Iraq has implemented multiple gas projects, with the largest, the Ar Ratawi NGL processing facility, still in the tendering stage. The Ar Ratawi facility will ultimately produce 1 billion cubic feet of gas per day (bcf/d), further enabling Iraq to process and utilize their gas resources. This will both meet rising demand and reduce gas flaring, increasing the countries capacity to recover and reuse associated gas. A recent article suggested that if Iraq could capture just 30 – 40% of the gas currently being flared, they could generate over 3.5GW of power, around a tenth of what the country uses.
Last year, Iran announced they would stop routine gas flaring in at least four of their southern fields, the area associated most with gas flaring.

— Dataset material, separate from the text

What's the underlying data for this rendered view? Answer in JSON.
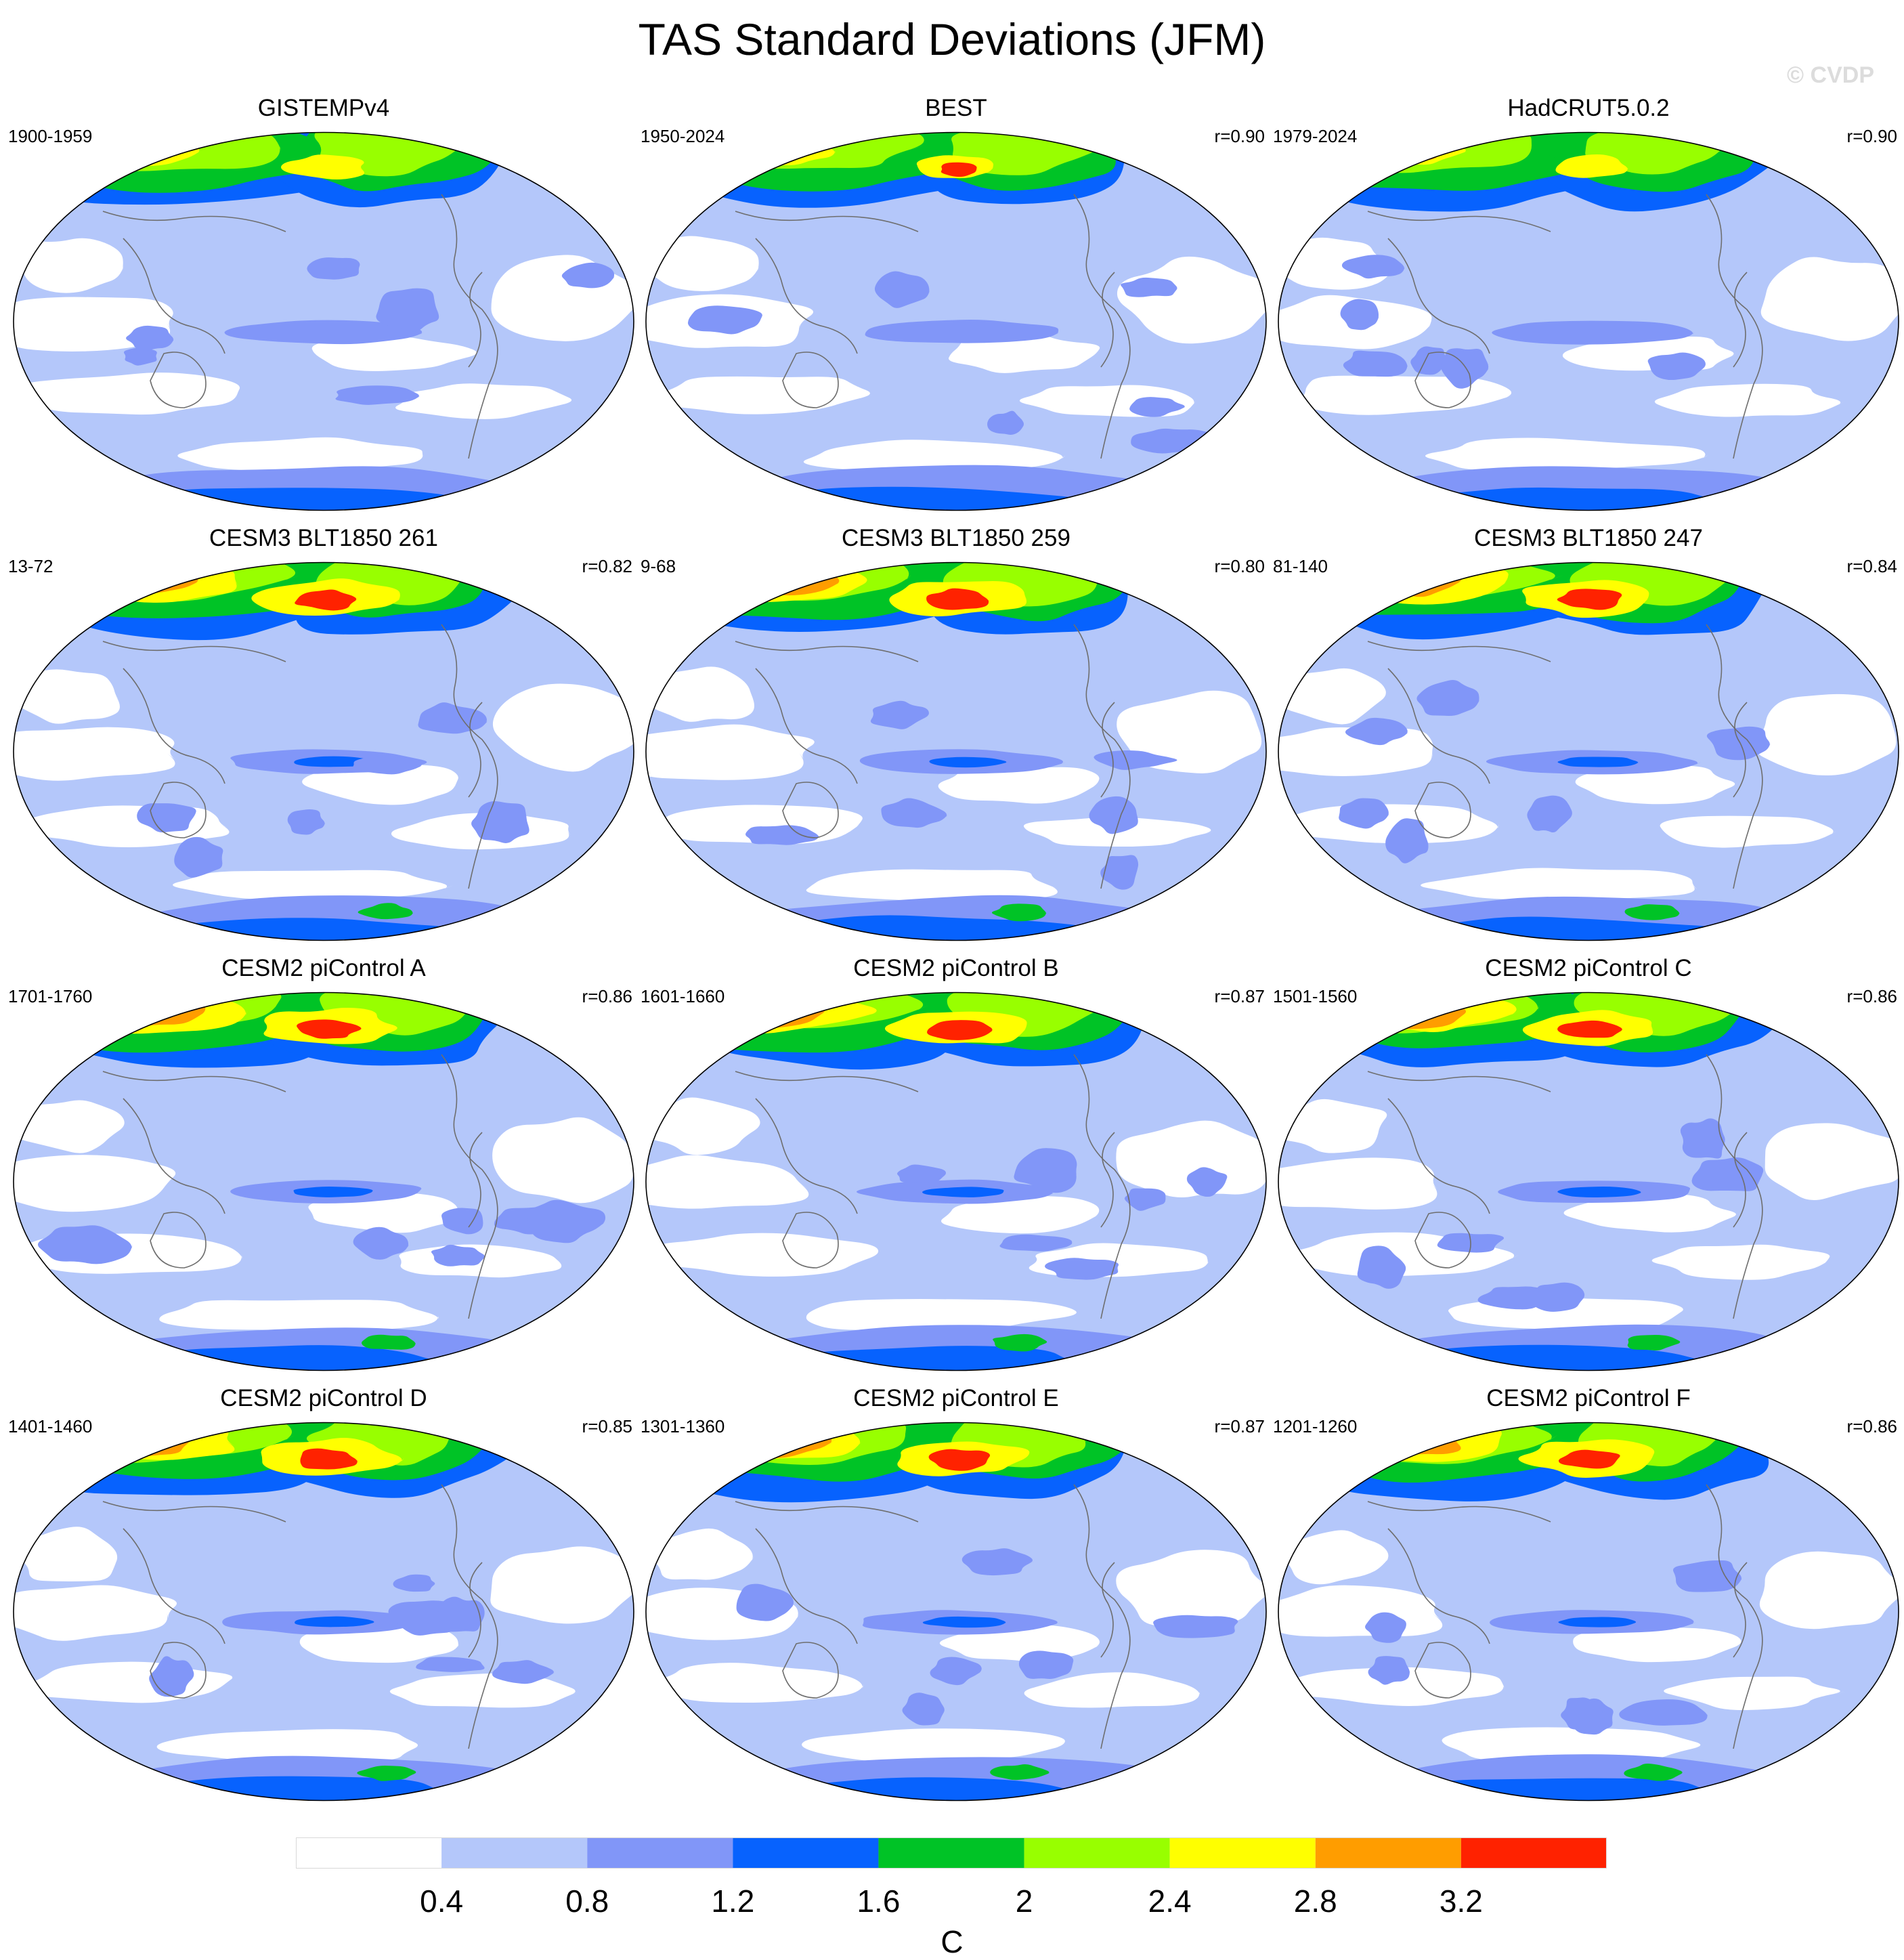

Then last July the National Iranian Oil Company reported that flaring had reduced by 40% in their oilfields since 2017. The World Bank’s data does show a decrease of 3.50bcm between 2018 and 2019 and a 3.89bcm difference between 2017 and 2019. This correlates with a reduction, albeit not as significant as stated.
Early this year, Iran also announced that in March 2021, the Persian Gulf Bid Boland Gas Refinery would come online. This refinery is being labelled as a ‘flare gas refinery’ with the capacity to process 56 million cubic meters of associated gas a day. The countries minister of Petroleum, Bijan Zangeneh states that the refinery will be “the source of a major change in reducing environmental pollution and developing the petrochemical industry”.
The IEA states “there is an increasing number of voluntary government and industry commitments to eliminate flaring by 2030”. This includes an increase in endorsers of the World Bank’s Zero Routine Flaring by 2030 initiative.
This initiative has now been endorsed by 32 governments, 41 oil companies and 15 development institutions, with Occidental Petroleum becoming the first American company to join the list.
This October, the EU announced its strategy to reduce methane emissions, which states an examination of all options and legislation to eliminate routine venting and flaring in the energy sector alongside supporting the World Bank’s Global Gas Flaring Partnership.
With the acceleration of the energy transition, and an increasing number of environmental initiatives, could the short-term effects of Covid-19 turn out to be long term trends? Could this year mark the turning point for flaring in the industry?